Re: Write-through-cache in State logic

2019-08-21 Thread Thomas Weise
-->

On Wed, Aug 21, 2019, 2:16 AM Maximilian Michels  wrote:

> Appreciate all your comments! Replying below.
>
>
> @Luke:
>
> > Having cache tokens per key would be very expensive indeed and I believe
> we should go with a single cache token "per" bundle.
>
> Thanks for your comments on the PR. I was thinking to propose something
> along this lines of having cache tokens valid for a particular
> checkpointing "epoch". That would require even less token renewal than
> the per-bundle approach.
>
>
> @Thomas, thanks for the input. Some remarks:
>
> > Wouldn't it be simpler to have the runner just track a unique ID for
> each worker and use that to communicate if the cache is valid or not?
>
> We do not need a unique id per worker. If a cache token is valid for a
> particular worker, it is also valid for another worker. That is with the
> assumption that key ranges are always disjoint between the workers
>

There is probably a misunderstanding here: I'm suggesting to use a worker
ID instead of cache tokens, not additionally.

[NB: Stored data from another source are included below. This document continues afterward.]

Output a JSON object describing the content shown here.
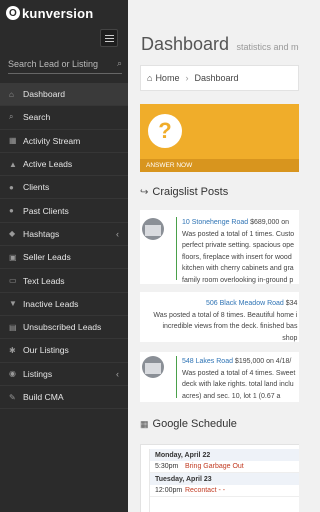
{
  "app": {
    "logo_mark": "O",
    "logo_text": "kunversion"
  },
  "sidebar": {
    "search_placeholder": "Search Lead or Listing",
    "items": [
      {
        "label": "Dashboard",
        "icon": "home-icon",
        "glyph": "⌂"
      },
      {
        "label": "Search",
        "icon": "search-icon",
        "glyph": "⌕"
      },
      {
        "label": "Activity Stream",
        "icon": "activity-icon",
        "glyph": "▦"
      },
      {
        "label": "Active Leads",
        "icon": "thumbs-up-icon",
        "glyph": "▲"
      },
      {
        "label": "Clients",
        "icon": "user-icon",
        "glyph": "●"
      },
      {
        "label": "Past Clients",
        "icon": "users-icon",
        "glyph": "●"
      },
      {
        "label": "Hashtags",
        "icon": "tag-icon",
        "glyph": "◆"
      },
      {
        "label": "Seller Leads",
        "icon": "seller-icon",
        "glyph": "▣"
      },
      {
        "label": "Text Leads",
        "icon": "text-icon",
        "glyph": "▭"
      },
      {
        "label": "Inactive Leads",
        "icon": "thumbs-down-icon",
        "glyph": "▼"
      },
      {
        "label": "Unsubscribed Leads",
        "icon": "trash-icon",
        "glyph": "▤"
      },
      {
        "label": "Our Listings",
        "icon": "gear-icon",
        "glyph": "✱"
      },
      {
        "label": "Listings",
        "icon": "map-pin-icon",
        "glyph": "◉"
      },
      {
        "label": "Build CMA",
        "icon": "wrench-icon",
        "glyph": "✎"
      }
    ]
  },
  "header": {
    "title": "Dashboard",
    "subtitle": "statistics and more"
  },
  "breadcrumb": {
    "home": "Home",
    "current": "Dashboard"
  },
  "tile": {
    "glyph": "?",
    "footer": "ANSWER NOW",
    "color": "#f0ad2a"
  },
  "craigslist": {
    "heading": "Craigslist Posts",
    "posts": [
      {
        "title": "10 Stonehenge Road",
        "price": " $689,000 on",
        "lines": [
          "Was posted a total of 1 times. Custo",
          "perfect private setting. spacious ope",
          "floors, fireplace with insert for wood",
          "kitchen with cherry cabinets and gra",
          "family room overlooking in-ground p"
        ]
      },
      {
        "title": "506 Black Meadow Road",
        "price": " $34",
        "lines": [
          "Was posted a total of 8 times. Beautiful home i",
          "incredible views from the deck. finished bas",
          "shop"
        ]
      },
      {
        "title": "548 Lakes Road",
        "price": " $195,000 on 4/18/",
        "lines": [
          "Was posted a total of 4 times. Sweet",
          "deck with lake rights. total land inclu",
          "acres) and sec. 10, lot 1 (0.67 a"
        ]
      }
    ]
  },
  "schedule": {
    "heading": "Google Schedule",
    "days": [
      {
        "label": "Monday, April 22",
        "events": [
          {
            "time": "5:30pm",
            "title": "Bring Garbage Out"
          }
        ]
      },
      {
        "label": "Tuesday, April 23",
        "events": [
          {
            "time": "12:00pm",
            "title": "Recontact - -"
          }
        ]
      }
    ]
  }
}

> > * When the bundle is started, the runner tells the worker if the cache
> has become invalid (since it knows if another worker has mutated state)
>
> This is simply done by not transferring the particular cache token. No
> need to declare it invalid explicitly.
>
> > * When the worker sends mutation requests to the runner, it includes its
> own ID (or the runner already has it as contextual information). No need to
> wait for a response.
>
> Mutations of cached values can be freely done as long as the cache token
> associated with the state is valid for a particular bundle. Only the
> first time, the Runner needs to wait on the response to store the cache
> token. This can also be done asynchronously.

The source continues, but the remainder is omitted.